"General Unsecured" Debts Discharged in Chapter 13
To the extent you do not pay off your debts during a Chapter 13 payment plan, the remaining balance is usually legally written off forever.
Our last two blog posts were about how Chapter 7 “straight bankruptcy” deals with “general unsecured” debts. But how about Chapter 13 “adjustment of debts”? What happens to those simple debts, which are neither secured by a lien on something you own nor are not a “priority” debt?
“Priority” and “General Unsecured” Debts
Let’s go back and distinguish these two kinds of debts. The distinction is crucial because of how they are treated under Chapter 13. You have to pay “priority” debts in full during the course of the 3-to-5-year payment plan. You generally only have to pay “general unsecured” debts to the extent you have money to pay them.
So what’s the difference? Simply, “priority” debts are specific categories of debts that Congress has decided must be treated specially. They are debts that the law says that in a Chapter 13 case you must pay in full before paying the “general unsecured” debts anything.
The “priority” debts are all on a list in the Bankruptcy Code. If a debt is not one of the kinds on that list, then it’s a “general unsecured” debt. The main “priority” debts in consumer Chapter 13 cases are recent income taxes and past-due child and spousal support.
The Discharge of “General Unsecured” Debts
People file Chapter 13 usually not because of their “general unsecured” debts. Chapter 13 provides extremely helpful tools for dealing with secured debts like home mortgages and vehicle loans.
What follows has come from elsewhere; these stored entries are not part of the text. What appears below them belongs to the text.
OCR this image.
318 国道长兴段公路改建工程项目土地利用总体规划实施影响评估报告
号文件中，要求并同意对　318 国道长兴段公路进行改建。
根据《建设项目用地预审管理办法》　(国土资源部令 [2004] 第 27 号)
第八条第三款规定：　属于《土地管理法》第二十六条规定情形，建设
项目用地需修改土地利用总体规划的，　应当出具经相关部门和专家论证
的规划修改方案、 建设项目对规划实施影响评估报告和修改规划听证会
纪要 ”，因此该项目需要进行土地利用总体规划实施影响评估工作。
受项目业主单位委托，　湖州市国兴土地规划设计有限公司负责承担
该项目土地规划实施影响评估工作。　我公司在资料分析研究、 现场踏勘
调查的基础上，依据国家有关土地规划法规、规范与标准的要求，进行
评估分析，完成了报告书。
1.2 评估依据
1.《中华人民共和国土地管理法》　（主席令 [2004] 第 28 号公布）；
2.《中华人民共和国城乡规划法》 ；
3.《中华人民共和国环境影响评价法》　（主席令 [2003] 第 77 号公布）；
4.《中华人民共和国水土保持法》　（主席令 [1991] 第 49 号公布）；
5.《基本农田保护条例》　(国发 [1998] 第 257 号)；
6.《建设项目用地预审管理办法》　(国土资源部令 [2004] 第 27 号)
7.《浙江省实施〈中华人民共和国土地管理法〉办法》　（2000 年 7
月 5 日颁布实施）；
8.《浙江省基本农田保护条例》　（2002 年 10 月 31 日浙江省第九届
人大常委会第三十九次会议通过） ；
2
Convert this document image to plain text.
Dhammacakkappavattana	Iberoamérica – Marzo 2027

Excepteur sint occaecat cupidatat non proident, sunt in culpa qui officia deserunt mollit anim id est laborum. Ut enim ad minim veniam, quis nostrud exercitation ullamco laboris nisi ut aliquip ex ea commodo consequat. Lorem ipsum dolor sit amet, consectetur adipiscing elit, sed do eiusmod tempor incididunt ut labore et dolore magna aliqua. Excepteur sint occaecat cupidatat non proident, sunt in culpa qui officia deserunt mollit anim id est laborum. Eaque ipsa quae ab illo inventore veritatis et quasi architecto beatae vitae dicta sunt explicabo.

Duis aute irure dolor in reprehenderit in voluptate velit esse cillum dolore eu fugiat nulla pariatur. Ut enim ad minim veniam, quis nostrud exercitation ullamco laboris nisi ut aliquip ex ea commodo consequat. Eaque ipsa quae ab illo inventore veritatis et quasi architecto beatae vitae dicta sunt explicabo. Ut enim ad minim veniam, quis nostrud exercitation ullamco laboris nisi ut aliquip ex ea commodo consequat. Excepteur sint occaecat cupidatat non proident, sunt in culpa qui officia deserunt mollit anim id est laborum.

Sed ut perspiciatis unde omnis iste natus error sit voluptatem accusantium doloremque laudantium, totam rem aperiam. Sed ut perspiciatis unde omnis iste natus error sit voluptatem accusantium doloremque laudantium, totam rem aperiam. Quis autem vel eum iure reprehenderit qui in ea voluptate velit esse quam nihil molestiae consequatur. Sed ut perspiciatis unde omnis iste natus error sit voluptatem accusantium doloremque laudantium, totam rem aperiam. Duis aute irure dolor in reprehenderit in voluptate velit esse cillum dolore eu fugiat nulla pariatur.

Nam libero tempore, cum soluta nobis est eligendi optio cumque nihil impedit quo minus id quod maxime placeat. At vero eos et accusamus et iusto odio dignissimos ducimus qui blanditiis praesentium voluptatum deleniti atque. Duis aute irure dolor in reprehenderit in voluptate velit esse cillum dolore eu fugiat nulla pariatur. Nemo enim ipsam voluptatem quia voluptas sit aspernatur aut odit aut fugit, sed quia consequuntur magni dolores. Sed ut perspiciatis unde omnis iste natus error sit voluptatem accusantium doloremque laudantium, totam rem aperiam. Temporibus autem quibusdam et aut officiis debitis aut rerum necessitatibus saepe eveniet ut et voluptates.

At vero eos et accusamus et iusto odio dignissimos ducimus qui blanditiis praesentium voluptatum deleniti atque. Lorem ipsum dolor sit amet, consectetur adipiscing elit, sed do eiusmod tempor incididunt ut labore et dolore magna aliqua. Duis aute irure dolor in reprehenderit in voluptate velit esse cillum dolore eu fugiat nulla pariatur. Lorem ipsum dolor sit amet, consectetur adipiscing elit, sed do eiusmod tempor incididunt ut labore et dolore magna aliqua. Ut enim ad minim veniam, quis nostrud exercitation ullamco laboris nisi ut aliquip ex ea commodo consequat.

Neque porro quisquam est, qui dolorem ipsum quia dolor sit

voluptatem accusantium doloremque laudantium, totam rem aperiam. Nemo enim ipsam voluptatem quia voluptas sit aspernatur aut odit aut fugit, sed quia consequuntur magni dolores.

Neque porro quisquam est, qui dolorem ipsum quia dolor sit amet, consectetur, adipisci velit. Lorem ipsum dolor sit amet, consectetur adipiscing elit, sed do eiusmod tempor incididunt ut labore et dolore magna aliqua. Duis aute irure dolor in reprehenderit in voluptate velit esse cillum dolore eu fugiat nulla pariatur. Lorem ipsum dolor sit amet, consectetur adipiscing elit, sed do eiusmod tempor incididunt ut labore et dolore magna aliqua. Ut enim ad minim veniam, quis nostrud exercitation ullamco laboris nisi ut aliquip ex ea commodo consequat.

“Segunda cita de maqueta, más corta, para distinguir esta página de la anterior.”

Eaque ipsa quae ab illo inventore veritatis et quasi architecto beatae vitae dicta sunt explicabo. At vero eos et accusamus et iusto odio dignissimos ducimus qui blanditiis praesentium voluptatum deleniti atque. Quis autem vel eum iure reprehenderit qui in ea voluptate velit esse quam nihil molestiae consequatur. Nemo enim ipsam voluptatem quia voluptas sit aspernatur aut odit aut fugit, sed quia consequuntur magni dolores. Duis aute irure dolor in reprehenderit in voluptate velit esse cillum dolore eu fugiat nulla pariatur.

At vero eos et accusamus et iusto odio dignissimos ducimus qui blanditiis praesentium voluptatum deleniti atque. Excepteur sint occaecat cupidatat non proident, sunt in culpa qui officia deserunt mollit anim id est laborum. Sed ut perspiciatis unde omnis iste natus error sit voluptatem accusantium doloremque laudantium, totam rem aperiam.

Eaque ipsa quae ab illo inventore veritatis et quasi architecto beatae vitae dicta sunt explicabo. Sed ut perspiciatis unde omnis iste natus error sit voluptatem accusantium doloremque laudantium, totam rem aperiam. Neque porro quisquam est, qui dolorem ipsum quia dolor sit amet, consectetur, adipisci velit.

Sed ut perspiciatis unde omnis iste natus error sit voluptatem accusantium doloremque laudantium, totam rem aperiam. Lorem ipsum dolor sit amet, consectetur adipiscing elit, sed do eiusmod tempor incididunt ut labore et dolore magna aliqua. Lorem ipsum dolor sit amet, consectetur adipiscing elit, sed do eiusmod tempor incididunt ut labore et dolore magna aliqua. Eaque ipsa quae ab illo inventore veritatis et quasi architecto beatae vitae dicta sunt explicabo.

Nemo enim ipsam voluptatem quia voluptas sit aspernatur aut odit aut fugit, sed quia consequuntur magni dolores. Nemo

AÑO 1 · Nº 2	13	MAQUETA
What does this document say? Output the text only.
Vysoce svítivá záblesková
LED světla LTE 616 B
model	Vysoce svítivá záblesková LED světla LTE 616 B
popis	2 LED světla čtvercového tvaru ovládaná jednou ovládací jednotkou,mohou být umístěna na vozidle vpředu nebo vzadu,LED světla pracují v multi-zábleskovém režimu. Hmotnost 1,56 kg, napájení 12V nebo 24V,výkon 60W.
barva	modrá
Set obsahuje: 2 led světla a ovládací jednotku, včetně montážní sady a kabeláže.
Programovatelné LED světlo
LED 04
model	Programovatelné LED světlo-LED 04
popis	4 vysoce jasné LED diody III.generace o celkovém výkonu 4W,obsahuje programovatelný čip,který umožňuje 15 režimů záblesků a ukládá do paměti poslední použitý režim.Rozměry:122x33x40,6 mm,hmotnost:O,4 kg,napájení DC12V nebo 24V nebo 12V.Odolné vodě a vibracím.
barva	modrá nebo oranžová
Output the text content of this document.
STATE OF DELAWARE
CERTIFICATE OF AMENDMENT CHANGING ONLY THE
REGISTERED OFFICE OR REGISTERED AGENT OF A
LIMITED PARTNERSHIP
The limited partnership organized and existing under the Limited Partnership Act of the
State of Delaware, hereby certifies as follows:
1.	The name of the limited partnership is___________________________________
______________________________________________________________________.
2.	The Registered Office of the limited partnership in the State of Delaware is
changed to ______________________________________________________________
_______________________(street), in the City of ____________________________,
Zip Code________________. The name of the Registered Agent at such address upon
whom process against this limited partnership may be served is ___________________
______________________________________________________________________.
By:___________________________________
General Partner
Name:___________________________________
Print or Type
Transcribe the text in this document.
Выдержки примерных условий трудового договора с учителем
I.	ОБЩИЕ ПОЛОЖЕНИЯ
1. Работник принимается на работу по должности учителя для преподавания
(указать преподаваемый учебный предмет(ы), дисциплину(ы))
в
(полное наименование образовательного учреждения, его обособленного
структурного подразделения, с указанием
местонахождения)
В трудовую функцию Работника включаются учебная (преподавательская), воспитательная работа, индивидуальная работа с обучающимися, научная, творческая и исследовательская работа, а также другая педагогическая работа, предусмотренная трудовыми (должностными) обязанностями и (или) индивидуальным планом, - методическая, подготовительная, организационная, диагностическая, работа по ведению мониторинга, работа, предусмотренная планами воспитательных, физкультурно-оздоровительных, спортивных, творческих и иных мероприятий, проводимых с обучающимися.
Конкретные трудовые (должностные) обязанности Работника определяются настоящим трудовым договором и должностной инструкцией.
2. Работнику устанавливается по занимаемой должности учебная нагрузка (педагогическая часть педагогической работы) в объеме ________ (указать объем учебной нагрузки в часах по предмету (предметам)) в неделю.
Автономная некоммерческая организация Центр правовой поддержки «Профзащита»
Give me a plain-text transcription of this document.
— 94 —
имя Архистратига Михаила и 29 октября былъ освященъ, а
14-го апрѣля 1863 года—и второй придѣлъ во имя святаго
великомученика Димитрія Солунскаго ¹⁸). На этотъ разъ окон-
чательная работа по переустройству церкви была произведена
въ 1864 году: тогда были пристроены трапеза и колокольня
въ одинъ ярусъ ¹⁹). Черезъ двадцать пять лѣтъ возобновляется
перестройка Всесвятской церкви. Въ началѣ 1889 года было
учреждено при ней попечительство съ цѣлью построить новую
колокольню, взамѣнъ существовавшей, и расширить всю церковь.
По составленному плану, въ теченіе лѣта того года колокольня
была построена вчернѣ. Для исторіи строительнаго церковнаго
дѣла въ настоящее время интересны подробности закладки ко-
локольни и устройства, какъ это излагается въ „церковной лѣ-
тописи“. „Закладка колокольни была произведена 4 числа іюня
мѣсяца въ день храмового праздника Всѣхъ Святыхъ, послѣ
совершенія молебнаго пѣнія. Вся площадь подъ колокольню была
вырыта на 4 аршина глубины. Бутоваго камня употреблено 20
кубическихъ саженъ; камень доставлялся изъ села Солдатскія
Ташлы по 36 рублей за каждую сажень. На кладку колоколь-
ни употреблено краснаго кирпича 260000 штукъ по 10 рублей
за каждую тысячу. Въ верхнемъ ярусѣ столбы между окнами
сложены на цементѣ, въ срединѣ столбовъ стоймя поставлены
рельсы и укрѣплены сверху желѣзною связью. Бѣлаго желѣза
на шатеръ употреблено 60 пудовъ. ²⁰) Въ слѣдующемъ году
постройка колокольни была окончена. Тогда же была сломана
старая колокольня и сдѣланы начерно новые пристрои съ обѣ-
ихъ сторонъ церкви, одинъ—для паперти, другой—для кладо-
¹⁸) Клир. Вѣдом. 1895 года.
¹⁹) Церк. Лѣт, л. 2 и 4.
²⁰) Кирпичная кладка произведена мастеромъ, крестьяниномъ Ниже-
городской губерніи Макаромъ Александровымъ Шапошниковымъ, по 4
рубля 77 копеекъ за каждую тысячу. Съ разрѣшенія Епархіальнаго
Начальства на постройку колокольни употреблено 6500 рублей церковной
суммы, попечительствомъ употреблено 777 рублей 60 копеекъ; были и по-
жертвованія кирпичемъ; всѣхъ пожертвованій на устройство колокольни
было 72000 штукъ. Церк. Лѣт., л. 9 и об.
And it gives you time to pay “priority” debts while being protected from creditors like the IRS or state tax department, and from your ex-spouse or the support enforcement agency.
Still, what happens to your “general unsecured” debts in a successful Chapter 13 case? What happens is that after paying these debts as much as your budget allow you to pay them (after paying any secured and “priority” debts), the remaining balance, no matter how little or how much, is discharged—legally written off.
Here’s how this works in practice.
An Example
Assume that, based on your income from a steady job, you qualify for a 3-year Chapter 13 bankruptcy. You have $110,000 in a combination of credit cards, medical bills, and personal loans. As long as there is no collateral tied to any of those debts, they are very likely “general unsecured” debts.
You are also $8,000 behind on your home mortgage on a home you want to keep. That’s a secured debt you must pay. Under Chapter 13, the home mortgage lender is usually required to let you catch up on the mortgage over the 3-year life of the payment plan.
And you owe $6,000 in income taxes for the last two tax years. That’s a “priority” debt you must pay. The IRS/state is required to give you that time to pay the “priority” debt. Plus, as long as the IRS/state has not recorded a tax lien, you don’t pay any ongoing interest or penalties.
In this example, based on your budget, after paying your monthly mortgage and all other reasonable living expenses, you can afford to pay $450 per month to all your creditors.
$450 per month for 36 months totals $16,200 paid into your Chapter 13 payment plan. That is enough to catch up on the $8,000 mortgage arrearage and pay off the $6,000 tax debt. There’s $2,200 left over.
(The Chapter 13 trustee (who administers the distribution of money to the creditors and otherwise oversees the case) gets paid a certain percentage. And if you didn’t originally pay your bankruptcy lawyer in full you can pay the balance through the plan payments. But to simplify the math here, let’s exclude these “administrative fees.”)
The End Result
So what happens to the $2,200 left over after you catch up on the mortgage and pay off the taxes? It’s paid on your “general unsecured” debts, distributed pro rata based on the amount of each debt. Overall you would pay $2,200 of the $110,000 owed on these debts, or 2% of the “general unsecured” debts.
And what would happen to the remaining 98% of those debts? After you successfully complete the 36-month payment plan, the bankruptcy judge enters a court order legally discharging those debts.
You’d have caught up on your mortgage, paid off the tax debt, and paid 2% of the “general unsecured” debts. Other than the regular payments on your mortgage, you’d be debt-free.